Amputé de la relation fusionnelle qu’il a toujours entretenue avec sa mère, l’auteur ressent le besoin d’écrire et de décrire. Ses pensées, les formalités, sa peine, son quotidien, ses souvenirs récents ou plus anciens, sa famille, ses questionnements et réflexions. En évoquant sa mère, l’écrivain raconte tant qui il est que comment il est devenu l’artiste polyvalent que l’on connaît. En mettant en scène Jeannine, cette maman qu’à la lecture de son livre on aimerait tous avoir connue, c’est sa propre intimité qu’il offre aux lecteurs de partager et ce, pendant deux ans quand même finalement.

 
 

La forme du journal, plus libre que celle du roman, permet l’alternance entre réflexions brèves et isolées, questionnements plus approfondis, ou récits courts ou longs d’événements passés ou contemporains de l’écriture. Le tout forme un ensemble parfaitement cohérent, non dénué d’éléments d’intrigues. Après tout, la vraie vie ne s’apparente-t-elle pas à un gigantesque théâtre ? Et dans la pièce déjà jouée qui est relatée, au sein de l’histoire d’amour entre la mère et le fils, on pourra aussi s’attacher à Paul Schmitt, le père qui se contente d’un second rôle dans l’ombre, avant d’accéder au devant de la scène, sous les feux de la rampe.

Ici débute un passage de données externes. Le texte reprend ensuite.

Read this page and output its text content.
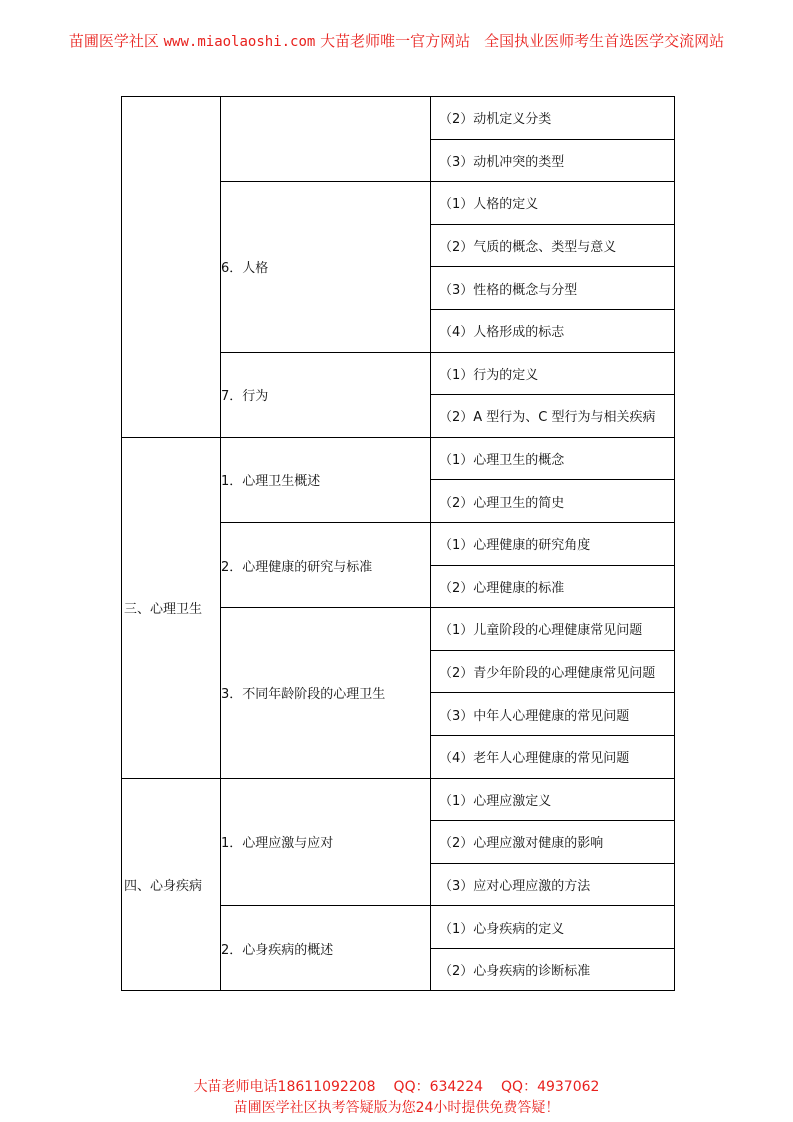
苗圃医学社区 www.miaolaoshi.com 大苗老师唯一官方网站 全国执业医师考生首选医学交流网站
		（2）动机定义分类
		（3）动机冲突的类型
	6．人格	（1）人格的定义
		（2）气质的概念、类型与意义
		（3）性格的概念与分型
		（4）人格形成的标志
	7．行为	（1）行为的定义
		（2）A 型行为、C 型行为与相关疾病
三、心理卫生	1．心理卫生概述	（1）心理卫生的概念
		（2）心理卫生的简史
	2．心理健康的研究与标准	（1）心理健康的研究角度
		（2）心理健康的标准
	3．不同年龄阶段的心理卫生	（1）儿童阶段的心理健康常见问题
		（2）青少年阶段的心理健康常见问题
		（3）中年人心理健康的常见问题
		（4）老年人心理健康的常见问题
四、心身疾病	1．心理应激与应对	（1）心理应激定义
		（2）心理应激对健康的影响
		（3）应对心理应激的方法
	2．心身疾病的概述	（1）心身疾病的定义
		（2）心身疾病的诊断标准
大苗老师电话18611092208 QQ：634224 QQ：4937062
苗圃医学社区执考答疑版为您24小时提供免费答疑！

Journal d’un amour perdu est un texte très personnel, livré à cœur ouvert. Par moment, la lecture peut sembler indiscrète. Bien sûr, l’auteur choisit où il oriente le projecteur mais en tant que lecteur-rice, on peut parfois se demander si on était bien en droit de connaître tous ces détails, d’être à ce point des spectateurs privilégiés de moments intimes et douloureux. En même temps, si cette histoire est la sienne, quiconque a perdu un être cher peut se reconnaître dans les phrases d’Éric-Emmanuel Schmitt. Les émotions suscitées par le deuil, l’errance à laquelle il conduit, le mélange entre la tristesse d’avoir perdu un proche et la reconnaissance de l’avoir côtoyé, tout cela, si élégamment mis en mots par la virtuosité de l’artiste, fait d’un témoignage personnel, un livre universel.